A North American feminist point of view suggests that women and men are the same.  Women have the capacity to do male things.  Moreover, societal influence encourages difference. The organization of society gives Josie’s husband power; this reinforces sexual difference.  Jones uses Josie Shuller to call this in to question.  This text serves as a lens to view feminist theory but also a lens in which to view the praxis of second and third wave feminism. The link between feminist theory and application lies in individual work.  Lady Killer evolved from feminist discussions and activism about strong non-stereotyped female representation.  Characters and artists in comics lean heavily towards male figures and female characters playing supporting roles.  Lady Killer is an activist expression of third wave feminism whether on purpose or accident.  The comic challenges the masculine experience that prioritizes men and reduces women’s roles to stereotypes. 

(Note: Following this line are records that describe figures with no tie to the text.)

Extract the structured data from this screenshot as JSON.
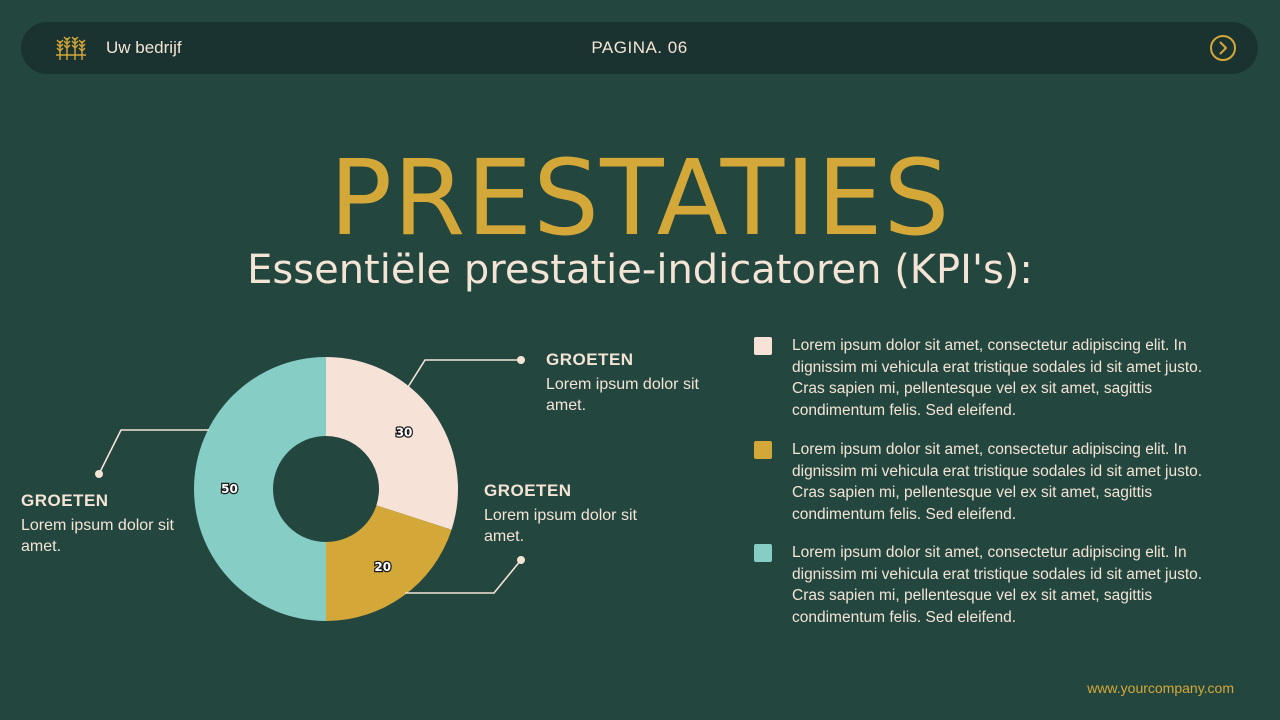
{
  "header": {
    "company": "Uw bedrijf",
    "page": "PAGINA. 06",
    "logo_icon": "wheat-icon",
    "next_icon": "chevron-right-circle-icon"
  },
  "title": "PRESTATIES",
  "subtitle": "Essentiële prestatie-indicatoren (KPI's):",
  "colors": {
    "background": "#23463f",
    "bar": "#1b3330",
    "gold": "#d4a838",
    "cream": "#f7e2d8",
    "teal": "#86cdc6",
    "text": "#f3e4d6"
  },
  "chart_data": {
    "type": "pie",
    "donut": true,
    "categories": [
      "",
      "",
      ""
    ],
    "values": [
      30,
      20,
      50
    ],
    "colors": [
      "#f7e2d8",
      "#d4a838",
      "#86cdc6"
    ],
    "data_labels": [
      "30",
      "20",
      "50"
    ],
    "title": "",
    "legend": "right"
  },
  "callouts": [
    {
      "head": "GROETEN",
      "text": "Lorem ipsum dolor sit amet."
    },
    {
      "head": "GROETEN",
      "text": "Lorem ipsum dolor sit amet."
    },
    {
      "head": "GROETEN",
      "text": "Lorem ipsum dolor sit amet."
    }
  ],
  "legend": [
    {
      "color": "#f7e2d8",
      "text": "Lorem ipsum dolor sit amet, consectetur adipiscing elit. In dignissim mi vehicula erat tristique sodales id sit amet justo. Cras sapien mi, pellentesque vel ex sit amet, sagittis condimentum felis. Sed eleifend."
    },
    {
      "color": "#d4a838",
      "text": "Lorem ipsum dolor sit amet, consectetur adipiscing elit. In dignissim mi vehicula erat tristique sodales id sit amet justo. Cras sapien mi, pellentesque vel ex sit amet, sagittis condimentum felis. Sed eleifend."
    },
    {
      "color": "#86cdc6",
      "text": "Lorem ipsum dolor sit amet, consectetur adipiscing elit. In dignissim mi vehicula erat tristique sodales id sit amet justo. Cras sapien mi, pellentesque vel ex sit amet, sagittis condimentum felis. Sed eleifend."
    }
  ],
  "website": "www.yourcompany.com"
}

It is necessary to begin actively examining female driven comics and comics written by women in order to challenge the current state of women in the field. Therefore, analyzing Lady Killer through a modern feminist lens can open up spaces for research into the issues that women encounter on a micro level in the comics industry and on a macro level, the male dominated society.  Jones places a woman as the central focus of her book, which is contrary to conventional comic tradition.  The second volume takes a more radical position by relocating the conventional man character out of the picture, further shifting focus to the lead woman character. 
The question of womanhood is still a contested identity/space.  This contradiction is evident because of the lack of female diversity and the fact that Josie cannot have her career and children and this has less to do with her career as a killer and more to do with the social constructs of the times.